El domingo pasado, las redes sociales abundaron en cuestionamientos y críticas a la actitud mostrada por el presidente Andrés Manuel López Obrador durante el evento conmemorativo del Día de la Bandera. Como nunca antes en la historia, el presidente constitucional de los Estados Unidos Mexicanos se negó, simple y categóricamente, a rendir honores al máximo símbolo de la nación mexicana. Lo peor de todo, es que lo hizo simplemente por anteponer sus creencias religiosas personales por encima de su investidura como jefe del estado mexicano.
Es sabido, aunque convenientemente disimulado o incluso ocultado, que el presidente López Obrador es un fiel protestante evangélico, aunque eso no le ha impedido utilizar a conveniencia los símbolos religiosos que veneran la mayoría de los mexicanos, particularmente la imagen de la virgen de Guadalupe y toda la carga cultural e histórica asociada a su culto. No es casualidad que su movimiento y partido personales hayan adoptado el nombre de Morena, en una clara alusión a la virgen del Tepeyac. Tampoco lo es que durante las campañas hayan aparecido por todo el país espectaculares con la imagen de la virgen de Guadalupe y la frase “¿no estoy yo aquí que soy tu madre?”

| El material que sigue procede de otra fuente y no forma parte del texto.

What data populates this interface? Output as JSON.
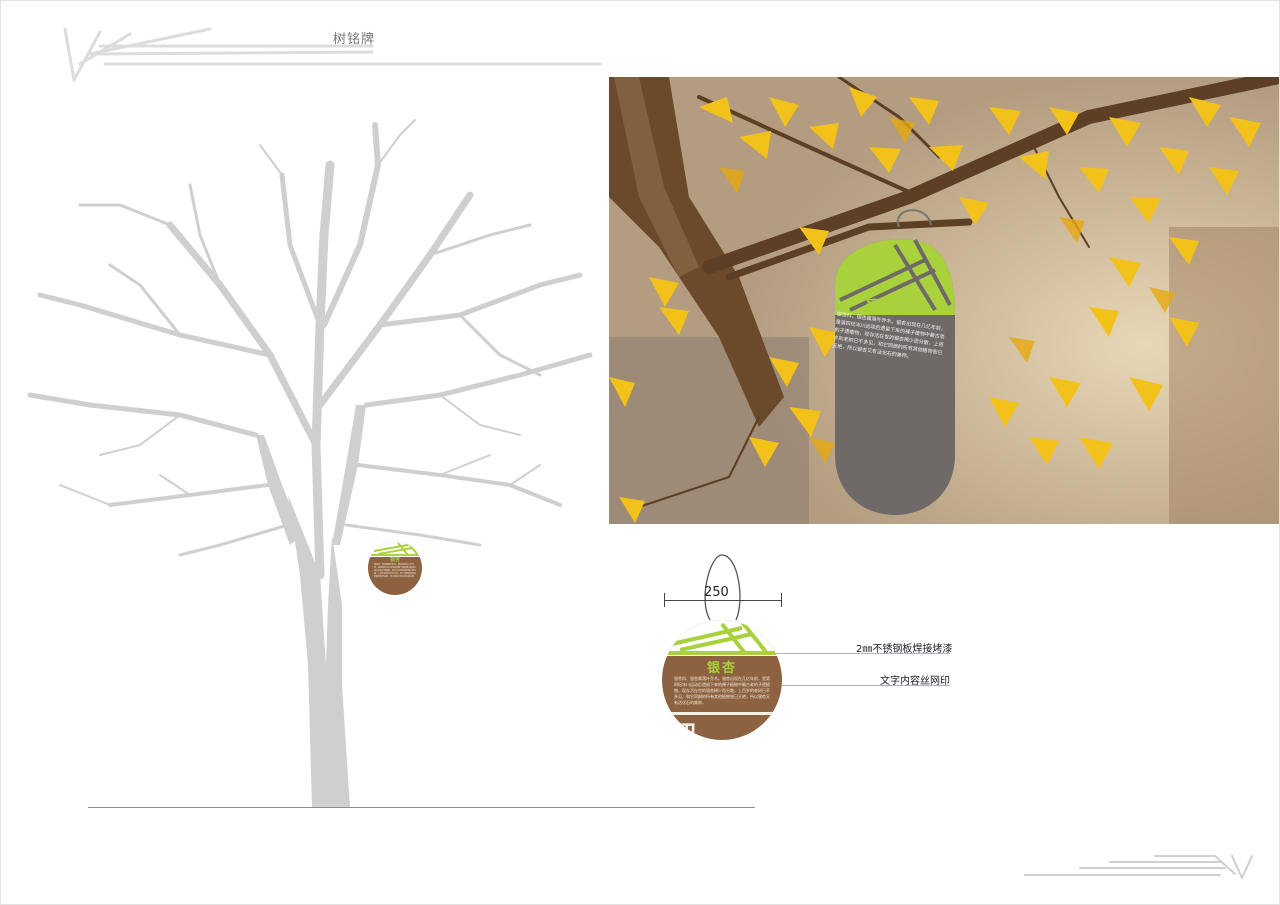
{
  "page": {
    "title": "树铭牌"
  },
  "sign": {
    "name": "银杏",
    "text": "银杏科、银杏属落叶乔木。银杏出现在几亿年前，是第四纪冰川运动后遗留下来的裸子植物中最古老的孑遗植物，现存活在世的银杏稀少而分散，上百岁的老树已不多见，和它同纲的所有其他植物皆已灭绝，所以银杏又有活化石的美称。",
    "motif": "初"
  },
  "dimensions": {
    "width_label": "250"
  },
  "callouts": [
    {
      "label": "2㎜不锈钢板焊接烤漆"
    },
    {
      "label": "文字内容丝网印"
    }
  ],
  "colors": {
    "tree_silhouette": "#cfcfcf",
    "sign_green": "#a9d13b",
    "sign_brown": "#8c6241",
    "sign_photo_gray": "#6f6a68",
    "ginkgo_yellow": "#f3c21a",
    "callout_line": "#7fc7cf"
  }
}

El evangelicalismo es una secta cristiana protestante derivada del metodismo anglosajón y desarrollada principalmente en los Estados Unidos de América. Una de sus principales características es desconocer la autoridad del Papa y de la Iglesia Católica, así como de los santos e imágenes religiosas veneradas por los católicos. Como extensión de estas creencias, sus fieles tienen prohibido rendir tributo a cualquier símbolo, ya que consideran que sólo Dios puede ser honrado y venerado. Son estas creencias las que influyeron en el presidente López Obrador para su desplante del domingo pasado, en el que en público y en un acto oficial, frente a los máximos representantes de las Fuerzas Armadas, se negó a hacer los honores a la bandera mexicana.

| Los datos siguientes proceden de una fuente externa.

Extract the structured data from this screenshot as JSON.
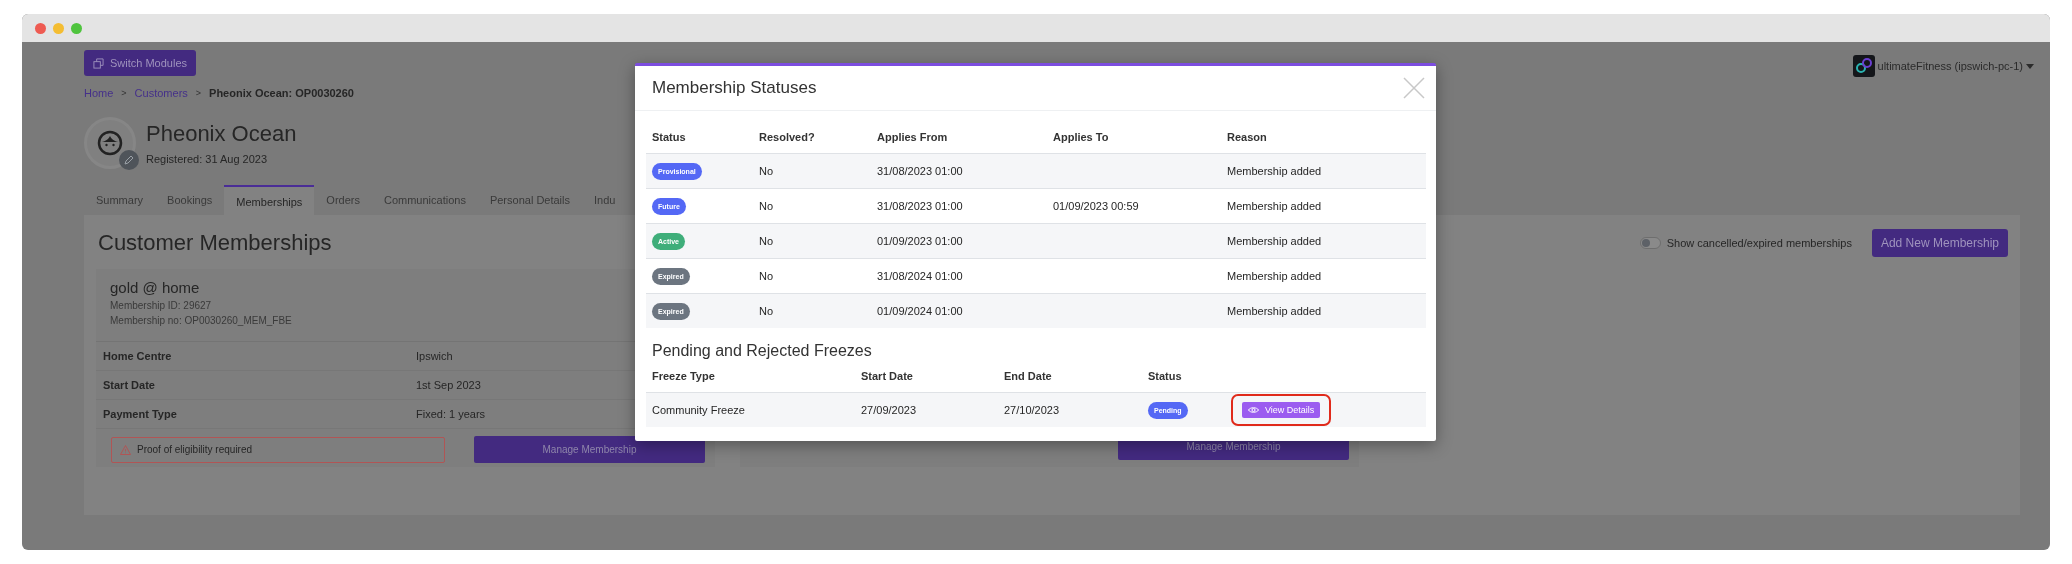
{
  "top_bar": {
    "switch_button": "Switch Modules",
    "account": "ultimateFitness (ipswich-pc-1)"
  },
  "breadcrumb": {
    "separator": ">",
    "items": [
      {
        "label": "Home",
        "link": true
      },
      {
        "label": "Customers",
        "link": true
      },
      {
        "label": "Pheonix Ocean: OP0030260",
        "link": false
      }
    ]
  },
  "customer": {
    "name": "Pheonix Ocean",
    "registered": "Registered: 31 Aug 2023"
  },
  "tabs": [
    {
      "label": "Summary",
      "selected": false
    },
    {
      "label": "Bookings",
      "selected": false
    },
    {
      "label": "Memberships",
      "selected": true
    },
    {
      "label": "Orders",
      "selected": false
    },
    {
      "label": "Communications",
      "selected": false
    },
    {
      "label": "Personal Details",
      "selected": false
    },
    {
      "label": "Indu",
      "selected": false
    }
  ],
  "section": {
    "title": "Customer Memberships",
    "toggle": {
      "label": "Show cancelled/expired memberships",
      "on": false
    },
    "add_button": "Add New Membership"
  },
  "memberships": [
    {
      "name": "gold @ home",
      "id": "Membership ID: 29627",
      "number": "Membership no: OP0030260_MEM_FBE",
      "details": [
        {
          "label": "Home Centre",
          "value": "Ipswich"
        },
        {
          "label": "Start Date",
          "value": "1st Sep 2023"
        },
        {
          "label": "Payment Type",
          "value": "Fixed: 1 years"
        }
      ],
      "warning": "Proof of eligibility required",
      "manage_button": "Manage Membership"
    },
    {
      "manage_button": "Manage Membership"
    }
  ],
  "modal": {
    "title": "Membership Statuses",
    "columns": [
      "Status",
      "Resolved?",
      "Applies From",
      "Applies To",
      "Reason"
    ],
    "rows": [
      {
        "status": "Provisional",
        "color": "#5468f5",
        "resolved": "No",
        "from": "31/08/2023 01:00",
        "to": "",
        "reason": "Membership added"
      },
      {
        "status": "Future",
        "color": "#5468f5",
        "resolved": "No",
        "from": "31/08/2023 01:00",
        "to": "01/09/2023 00:59",
        "reason": "Membership added"
      },
      {
        "status": "Active",
        "color": "#3fae7a",
        "resolved": "No",
        "from": "01/09/2023 01:00",
        "to": "",
        "reason": "Membership added"
      },
      {
        "status": "Expired",
        "color": "#6c7580",
        "resolved": "No",
        "from": "31/08/2024 01:00",
        "to": "",
        "reason": "Membership added"
      },
      {
        "status": "Expired",
        "color": "#6c7580",
        "resolved": "No",
        "from": "01/09/2024 01:00",
        "to": "",
        "reason": "Membership added"
      }
    ],
    "freezes": {
      "title": "Pending and Rejected Freezes",
      "columns": [
        "Freeze Type",
        "Start Date",
        "End Date",
        "Status"
      ],
      "rows": [
        {
          "type": "Community Freeze",
          "start": "27/09/2023",
          "end": "27/10/2023",
          "status": "Pending",
          "color": "#5468f5",
          "action": "View Details",
          "highlighted": true
        }
      ]
    }
  }
}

El hecho no es nuevo pero adquiere otra dimensión cuando es el jefe del estado mexicano el que se niega a saludar a la bandera. Durante décadas hemos conocido de niños, particularmente en los estados del sureste, que se niegan a participar de los honores a la bandera en sus escuelas por sus creencias religiosas. El caso del presidente es infinitamente más grave porque demuestra que, para él, sus dogmas particulares están por encima de su investidura como presidente de una república laica. En pocas palabras, el presidente es incapaz de separar las obligaciones de su investidura de su personal creencia religiosa. De ahí su desprecio por la Constitución y las leyes. Para él, no hay más ley que los evangelios y su propia consciencia. Dice admirar a Juárez pero representa todo aquello contra lo que Juárez luchó y parece que pretende imponer su visión escatológica como el eje que articula su ejercicio de gobierno.

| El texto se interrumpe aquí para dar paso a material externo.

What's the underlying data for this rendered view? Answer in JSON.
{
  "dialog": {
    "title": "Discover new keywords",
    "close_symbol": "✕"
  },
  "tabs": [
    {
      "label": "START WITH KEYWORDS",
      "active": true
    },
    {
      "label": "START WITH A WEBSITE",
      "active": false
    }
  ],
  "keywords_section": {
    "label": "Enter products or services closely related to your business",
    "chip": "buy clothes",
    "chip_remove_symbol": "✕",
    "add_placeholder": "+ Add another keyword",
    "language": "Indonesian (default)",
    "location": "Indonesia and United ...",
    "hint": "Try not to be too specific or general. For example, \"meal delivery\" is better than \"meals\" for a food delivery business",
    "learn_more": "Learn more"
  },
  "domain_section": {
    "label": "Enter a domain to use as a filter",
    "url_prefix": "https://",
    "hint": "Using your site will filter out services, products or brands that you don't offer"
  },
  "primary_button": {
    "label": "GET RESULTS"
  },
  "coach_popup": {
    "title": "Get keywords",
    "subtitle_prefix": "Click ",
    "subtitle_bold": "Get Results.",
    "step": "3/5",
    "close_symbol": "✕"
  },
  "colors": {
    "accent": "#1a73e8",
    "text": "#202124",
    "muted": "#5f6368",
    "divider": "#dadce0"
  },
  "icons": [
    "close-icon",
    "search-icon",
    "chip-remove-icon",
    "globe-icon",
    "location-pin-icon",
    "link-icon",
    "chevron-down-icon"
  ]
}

La manipulación política de los símbolos religiosos y la pretensión de ampliar la influencia de los grupos evangélicos en la política mexicana son focos rojos que no podemos dejar pasar como inadvertidos. Es del conocimiento público que el Partido Encuentro Social es controlado por los evangélicos. También lo son las presiones del presidente López Obrador sobre el Tribunal Electoral del Poder Judicial de la Federación para que éste conserve su registro, a pesar de no haber obtenido más del 3% de la votación nacional en las últimas elecciones. De igual manera, los líderes evangélicos y López Obrador se reunieron el jueves de la semana pasada en Palacio Nacional para, entre otros temas, encontrar la forma para que esta secta pueda ser propietaria de estaciones de radio y televisión, algo expresamente prohibido en la ley.
Desde la guerra de Reforma sabemos que no es buena idea permitir la injerencia de las religiones en la política del país. Si no levantamos la voz, nuestra democracia liberal, que tanta sangre ha costado, estará en riesgo. Del mismo modo, la creencia del presidente en la vida después de la muerte, su obsesión por pasar a la historia y su admiración por el martirio, lo hacen descuidar su seguridad poniendo en riesgo no sólo a su persona sino la estabilidad del país.